亡くなった人はどんな顔をしているのか、想像を超えすぎていて、想像がつかなかった。
なによりも、見てしまったら、祖父の死を受け入れてしまうような気がして、怖かったのだ。
祖母が、顔にかかっている白い布をそっとめくった。
そこには、幸せそうな祖父の寝顔があった。
本当に、死んでいるのだろうか。
確かに、ワタシの知っている祖父に比べ、痩せ細っているが、今にも起き上がりそうなくらい、綺麗な寝顔だった。
この期に及んでもまだ信じられず、二人きりになった時に、「今なら起きてもいいよ!」と言ってみたりもした。
しかし、当たり前だが、動くことはなかった。
触れると、今まで感じたことのない冷たさだった。
ワタシは、心の中で、昨日の出来事を報告した。
なんだか、笑っているような気がする。と、また勝手なことを思った。
ワタシたち家族は数日間、祖父の側で、酒を呑んだり、昼寝をしたりした。線香を絶やさぬよう、祖父が寂しくないよう、朝も夜も代わる代わる祖父の側に行った。

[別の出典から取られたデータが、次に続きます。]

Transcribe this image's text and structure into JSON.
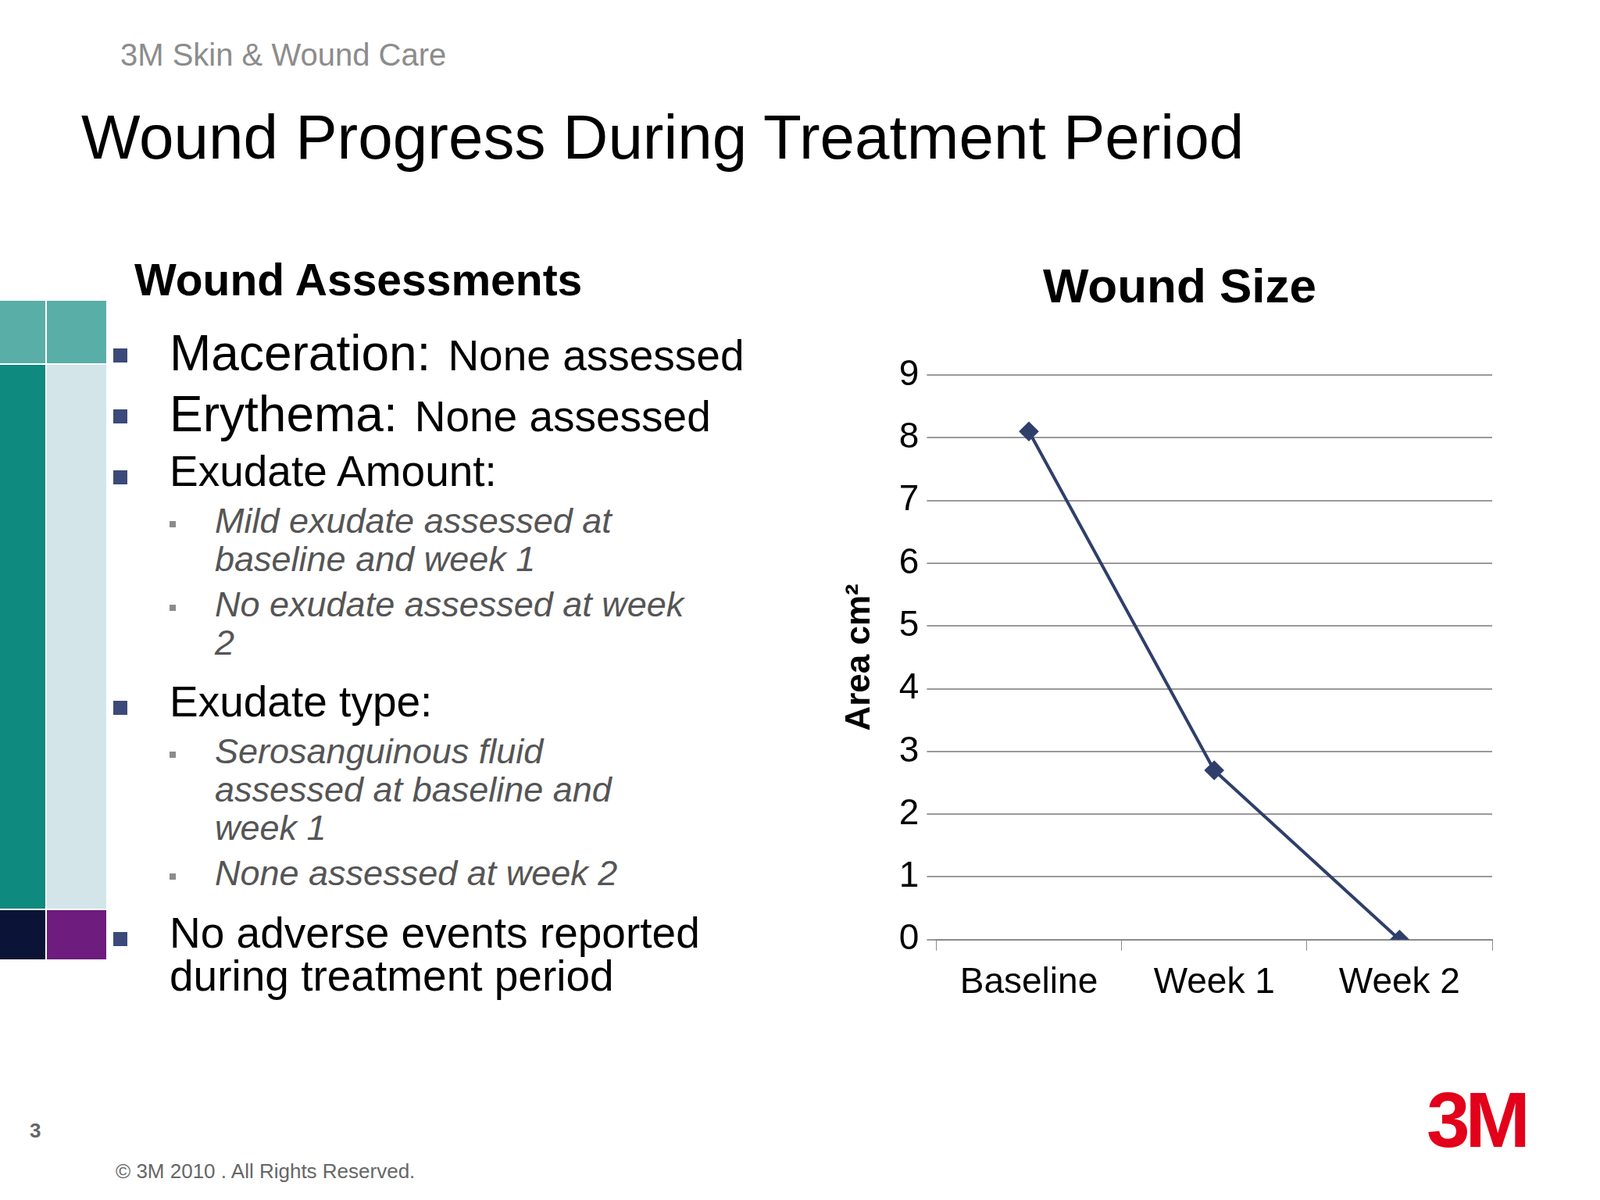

親戚や近所の方々も、ひっきりなしに線香をあげに来てくれた。
ワタシはだんだんと、このまま祖父の形があれば寂しくないかも、と思うようになっていた。
ニュースなどでそんな話を聞いた事があるが、今ならその気持ちが分からなくもないかも、と思った。
しかし予定通り、納棺、出棺、お通夜、お葬式、と進んでいった。
それらの儀式は、すべてが美しかった。
そして、さっきまで確かにあった祖父の形がなくなってしまった時、ようやく、祖父の死を受け入れられたような気がした。
遥か昔から、人間は皆こうやって廻っているんだと、自分の頭で身体で感覚で、やっと少し理解できたような気がした。
祖父が魚にエサをやる姿も、魚の匂いが染み付いた祖父の匂いも、くっきりと、はっきりと、ワタシの目や鼻や、身体の細胞のすべてが記憶している。
それが分かった時、悲しいというよりも、むしろ、祖父の姿や匂いや言葉が、ワタシの心の中により強く刻まれたような気がして、心強かった。
人が人を想うところから、盆踊りは始まったのではないかと思う。
“ 想い ” という形のないものの存在は、不確かなものであるが、しかし、一番確かなものなのかもしれない。
複雑な、無雑な想いは、渦を巻き、大きなエネルギーを生み出す。
そして、それは、現世を生きる人たちの生命力になるのではないかと思う。
ワタシは祖父から、何物にも代えがたい、素晴らしい宝物をもらった。
お盆に帰ってきてくれたら、お酒を呑みながら、一緒に盆踊りを踊りたいなぁ。
なんて言ったら、また祖父が笑っているような気がした。
※《うたたねで踊る》は、うたたねをしている時のように、夢と現実をさまよいながらゆるりと綴っているので、ゆるりと読んで下さいませ。